Matt - I am feeling more positive about the growth nodes in Cleveland than possibly at any other time in the past decade in which I've been writing about the city. Here's another one, the Cleveland EcoVillage, which is a vision for ecological design within an existing neighborhood that I find interesting and, in Cleveland fashion, has been in development for a decade.
gcbl.org/blog/2015/10/tiny-homes-coming-to-cleveland-ecovillage

Matt Kuhns
2 years ago

Marc, I will presume that you are entirely sincere, and may for all I know have a valid point.

If so, however, I strongly urge you to make that point more often. Because the list may go on in theory, but I never see or hear anything past items one and two, i.e. "downtown and University Circle."

I think we would all benefit, particularly, from hearing about other "growth nodes" that are doing well without the massive the massive public subsidies for arenas etc., that we are constantly told are essential to "sustain the momentum" downtown.

Given that I don't see how that model is ever going to scale up, I would love to hear about alternatives.

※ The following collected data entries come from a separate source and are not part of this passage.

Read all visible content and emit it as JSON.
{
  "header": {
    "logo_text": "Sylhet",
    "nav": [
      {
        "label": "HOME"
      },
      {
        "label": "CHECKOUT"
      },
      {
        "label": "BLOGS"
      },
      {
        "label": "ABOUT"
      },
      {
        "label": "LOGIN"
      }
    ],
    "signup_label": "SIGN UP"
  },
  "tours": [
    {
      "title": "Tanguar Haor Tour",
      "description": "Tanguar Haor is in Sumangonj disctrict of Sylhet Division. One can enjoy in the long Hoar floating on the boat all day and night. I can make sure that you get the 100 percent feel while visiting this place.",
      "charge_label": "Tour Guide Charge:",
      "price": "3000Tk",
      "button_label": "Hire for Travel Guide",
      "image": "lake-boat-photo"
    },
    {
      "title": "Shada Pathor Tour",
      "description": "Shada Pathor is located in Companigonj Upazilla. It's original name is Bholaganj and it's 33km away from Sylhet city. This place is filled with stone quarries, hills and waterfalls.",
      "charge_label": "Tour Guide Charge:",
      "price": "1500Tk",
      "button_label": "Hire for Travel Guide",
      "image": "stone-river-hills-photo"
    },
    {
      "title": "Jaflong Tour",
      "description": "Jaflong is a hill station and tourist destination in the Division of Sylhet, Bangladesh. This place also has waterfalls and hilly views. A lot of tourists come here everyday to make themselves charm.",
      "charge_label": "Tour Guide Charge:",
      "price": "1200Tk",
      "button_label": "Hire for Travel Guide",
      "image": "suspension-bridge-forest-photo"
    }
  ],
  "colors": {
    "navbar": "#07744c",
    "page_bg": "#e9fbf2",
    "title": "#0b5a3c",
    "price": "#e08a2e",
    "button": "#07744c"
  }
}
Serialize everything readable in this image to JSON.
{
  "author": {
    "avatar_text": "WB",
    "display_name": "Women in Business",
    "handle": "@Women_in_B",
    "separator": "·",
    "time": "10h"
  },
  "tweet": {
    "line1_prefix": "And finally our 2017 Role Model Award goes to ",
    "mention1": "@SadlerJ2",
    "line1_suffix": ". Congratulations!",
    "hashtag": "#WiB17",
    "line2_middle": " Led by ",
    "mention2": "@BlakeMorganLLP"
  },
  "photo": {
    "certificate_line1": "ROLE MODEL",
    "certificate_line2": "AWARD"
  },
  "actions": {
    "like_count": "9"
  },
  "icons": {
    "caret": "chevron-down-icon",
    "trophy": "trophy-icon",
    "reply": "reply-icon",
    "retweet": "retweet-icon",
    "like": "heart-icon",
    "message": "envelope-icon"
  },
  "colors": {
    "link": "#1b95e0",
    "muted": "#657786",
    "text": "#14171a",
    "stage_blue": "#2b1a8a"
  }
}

Please, by all means go deep into the rest of the list, as often as you like.

Marc
2 years ago

Eric - thanks for the comment and the correction. The photo caption belongs to the original photo, as you note, but we will correct our caption accordingly.

Matt - thanks for your comment. We used downtown and University Circle as two examples of growth nodes in the city. We could also include, Detroit Shoreway, Ohio City, Shaker Square, Clifton, Collinwood, Kamms Corner, Old Brooklyn. The list goes on.

Matt Kuhns
2 years ago

"University Circle and downtown"

Of course. At risk of banging on about it, this is why I have become much more skeptical about consolidating local governments.

At this point, even with the most reassuring, expert-vetted systems to preserve accountability, I would still be reluctant toward any plan for further regionalism unless it came with a clear statement of vision for the region. i.e., a vision that involved more than just siphoning money out of the rest of the county to funnel it into "University Circle and downtown."

Angie Schmitt
2 years ago

Of course the city's response is to be defensive, attack. That seems to be such an ingrained part of the culture at City Hall. They need to get better at listening.

Eric Silverman
2 years ago

The vintage photo caption is incorrect. That is Kinsman & Union looking west and not East 55th and Woodland looking east.